Nódulos na Tireoide: Quando a Suspeita de Câncer se Confirma

Nódulos na tireoide são extremamente comuns e, na maioria das vezes, benignos. A chave está em identificar aqueles que apresentam risco de malignidade. A investigação começa com a **Ultrassonografia Cervical**, que avalia o tamanho, a forma e as características do nódulo (presença de microcalcificações, contornos irregulares, crescimento rápido) que sugerem câncer. Se o nódulo apresentar características suspeitas, o próximo passo é a **Punção Aspirativa por Agulha Fina (PAAF)**, guiada por ultrassom. Este procedimento simples coleta células para análise citológica, que fornece o diagnóstico definitivo da malignidade ou benignidade do nódulo.

Os Tipos Mais Comuns de Câncer de Tireoide e Seus Prognósticos

O prognóstico do Câncer de Tireoide depende do seu tipo histológico. Os mais comuns, que representam a maioria dos casos e têm o melhor prognóstico, são:

  • **Carcinoma Papilífero:** É o tipo mais frequente (cerca de 80% dos casos). Cresce lentamente e geralmente se espalha para os linfonodos do pescoço, mas tem altíssimo índice de cura.
  • **Carcinoma Folicular:** Corresponde a cerca de 10% a 15% dos casos. Tende a se espalhar pela corrente sanguínea, mas também possui bom prognóstico.
  • **Carcinoma Medular e Anaplásico:** Tipos mais raros e mais agressivos, que exigem um tratamento cirúrgico e sistêmico mais intensivo.

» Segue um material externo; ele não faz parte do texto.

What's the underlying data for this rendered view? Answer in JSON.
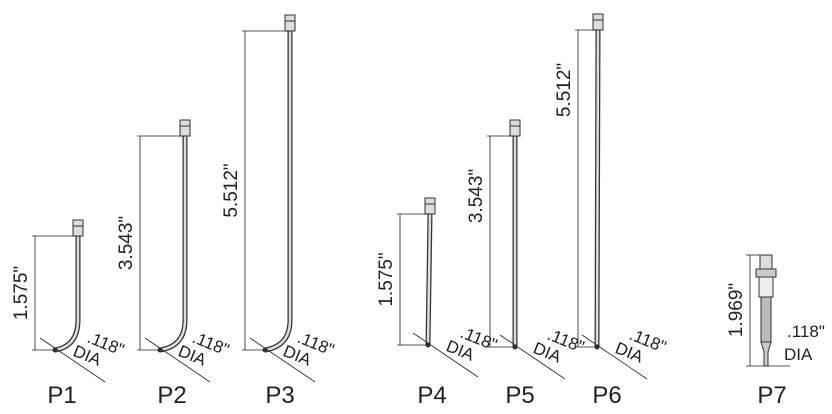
{
  "probes": [
    {
      "name": "P1",
      "length": "1.575\"",
      "diameter": ".118\"",
      "dia": "DIA"
    },
    {
      "name": "P2",
      "length": "3.543\"",
      "diameter": ".118\"",
      "dia": "DIA"
    },
    {
      "name": "P3",
      "length": "5.512\"",
      "diameter": ".118\"",
      "dia": "DIA"
    },
    {
      "name": "P4",
      "length": "1.575\"",
      "diameter": ".118\"",
      "dia": "DIA"
    },
    {
      "name": "P5",
      "length": "3.543\"",
      "diameter": ".118\"",
      "dia": "DIA"
    },
    {
      "name": "P6",
      "length": "5.512\"",
      "diameter": ".118\"",
      "dia": "DIA"
    },
    {
      "name": "P7",
      "length": "1.969\"",
      "diameter": ".118\"",
      "dia": "DIA"
    }
  ]
}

A classificação do tumor, juntamente com o estadiamento do pescoço (presença de linfonodos suspeitos), define a extensão da cirurgia necessária.

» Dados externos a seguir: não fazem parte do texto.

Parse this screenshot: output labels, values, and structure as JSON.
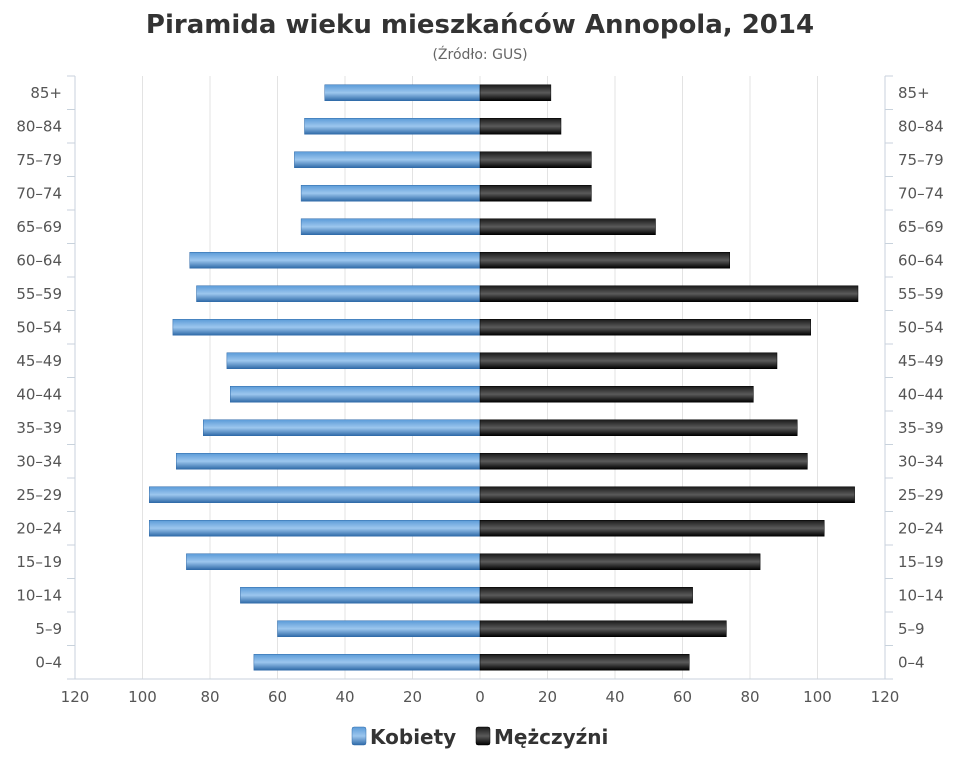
{
  "chart_data": {
    "type": "bar",
    "orientation": "horizontal-pyramid",
    "title": "Piramida wieku mieszkańców Annopola, 2014",
    "subtitle": "(Źródło: GUS)",
    "categories": [
      "85+",
      "80–84",
      "75–79",
      "70–74",
      "65–69",
      "60–64",
      "55–59",
      "50–54",
      "45–49",
      "40–44",
      "35–39",
      "30–34",
      "25–29",
      "20–24",
      "15–19",
      "10–14",
      "5–9",
      "0–4"
    ],
    "series": [
      {
        "name": "Kobiety",
        "color": "#3d7fc1",
        "values": [
          46,
          52,
          55,
          53,
          53,
          86,
          84,
          91,
          75,
          74,
          82,
          90,
          98,
          98,
          87,
          71,
          60,
          67
        ]
      },
      {
        "name": "Mężczyźni",
        "color": "#111111",
        "values": [
          21,
          24,
          33,
          33,
          52,
          74,
          112,
          98,
          88,
          81,
          94,
          97,
          111,
          102,
          83,
          63,
          73,
          62
        ]
      }
    ],
    "xlim": [
      -120,
      120
    ],
    "x_ticks": [
      120,
      100,
      80,
      60,
      40,
      20,
      0,
      20,
      40,
      60,
      80,
      100,
      120
    ],
    "grid": true,
    "legend_position": "bottom"
  }
}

A Tireoidectomia: Preservação de Nervos e Paratireoides

O tratamento primário para a maioria dos Cânceres de Tireoide é a **Tireoidectomia** (remoção total ou parcial da glândula). O Dr. Michel Chebel realiza este procedimento com foco máximo na segurança das estruturas adjacentes:

  • **Nervos Laríngeos Recorrentes:** Estes nervos controlam a movimentação das cordas vocais. A lesão, mesmo que temporária, pode causar rouquidão ou, em casos graves, problemas respiratórios. O Dr. Chebel utiliza técnicas de **monitoramento intraoperatório dos nervos** para garantir sua preservação.
  • **Glândulas Paratireoides:** Quatro pequenas glândulas localizadas atrás da tireoide que controlam os níveis de cálcio no sangue. A preservação dessas glândulas é vital para evitar o Hipoparatireoidismo e a necessidade de suplementação de cálcio a longo prazo.

A experiência do cirurgião oncológico é o fator mais importante para que a cirurgia seja oncológica e funcionalmente segura.

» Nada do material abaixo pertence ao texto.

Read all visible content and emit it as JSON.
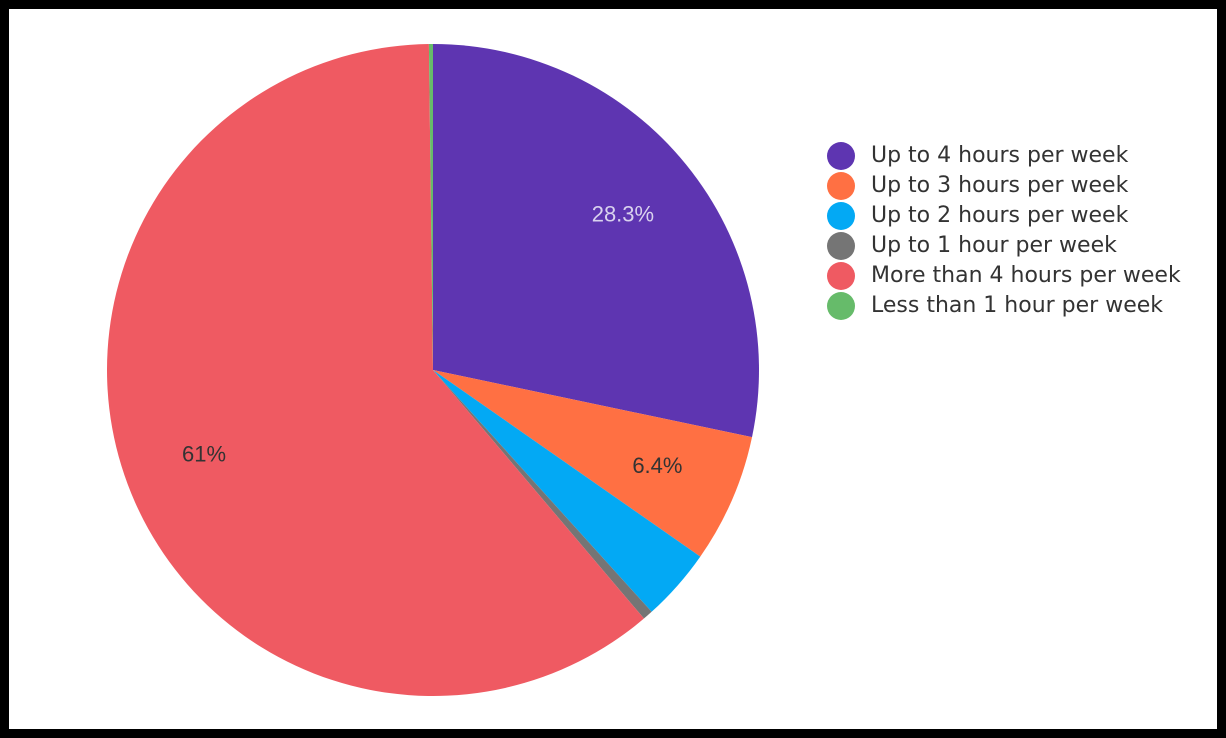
{
  "chart_data": {
    "type": "pie",
    "title": "",
    "legend_position": "right",
    "start_angle_deg": -90,
    "slices": [
      {
        "name": "Up to 4 hours per week",
        "value": 28.3,
        "label": "28.3%",
        "color": "#5e35b1",
        "label_color": "#d9d2ee"
      },
      {
        "name": "Up to 3 hours per week",
        "value": 6.4,
        "label": "6.4%",
        "color": "#ff7043",
        "label_color": "#333333"
      },
      {
        "name": "Up to 2 hours per week",
        "value": 3.6,
        "label": "",
        "color": "#03a9f4",
        "label_color": "#333333"
      },
      {
        "name": "Up to 1 hour per week",
        "value": 0.5,
        "label": "",
        "color": "#757575",
        "label_color": "#333333"
      },
      {
        "name": "More than 4 hours per week",
        "value": 61,
        "label": "61%",
        "color": "#ef5a62",
        "label_color": "#333333"
      },
      {
        "name": "Less than 1 hour per week",
        "value": 0.2,
        "label": "",
        "color": "#66bb6a",
        "label_color": "#333333"
      }
    ]
  },
  "legend": {
    "items": [
      {
        "label": "Up to 4 hours per week",
        "color": "#5e35b1"
      },
      {
        "label": "Up to 3 hours per week",
        "color": "#ff7043"
      },
      {
        "label": "Up to 2 hours per week",
        "color": "#03a9f4"
      },
      {
        "label": "Up to 1 hour per week",
        "color": "#757575"
      },
      {
        "label": "More than 4 hours per week",
        "color": "#ef5a62"
      },
      {
        "label": "Less than 1 hour per week",
        "color": "#66bb6a"
      }
    ]
  }
}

Cirurgia Minimamente Invasiva: Estética e Recuperação

O Dr. Michel Chebel prioriza a abordagem minimamente invasiva, onde a tireoide é removida através de uma pequena incisão na base do pescoço, que resulta em uma cicatriz mais discreta e um pós-operatório menos doloroso. Em casos selecionados de tumores menores e bem localizados, técnicas avançadas podem ser consideradas para realizar a cirurgia por vias ocultas (via transaxilar ou oral), minimizando ainda mais a cicatriz visível. Independentemente da técnica, a segurança oncológica e a preservação das estruturas vitais permanecem a prioridade máxima.

Pós-Operatório e Acompanhamento: Iodo Radioativo e Suplementação Hormonal

Após a Tireoidectomia total, o paciente inicia a reposição do hormônio tireoidiano (Levotiroxina) e entra em acompanhamento com o endocrinologista. Em muitos casos, especialmente no Câncer Papilífero mais agressivo ou com metástases linfonodais, a terapia com **Iodo Radioativo (I-131)** é administrada após a cirurgia para eliminar qualquer resquício de tecido tireoidiano ou células cancerígenas remanescentes. O acompanhamento oncológico é contínuo, com dosagem da tireoglobulina e ultrassom de pescoço, para monitorar o paciente e garantir a ausência de recidiva.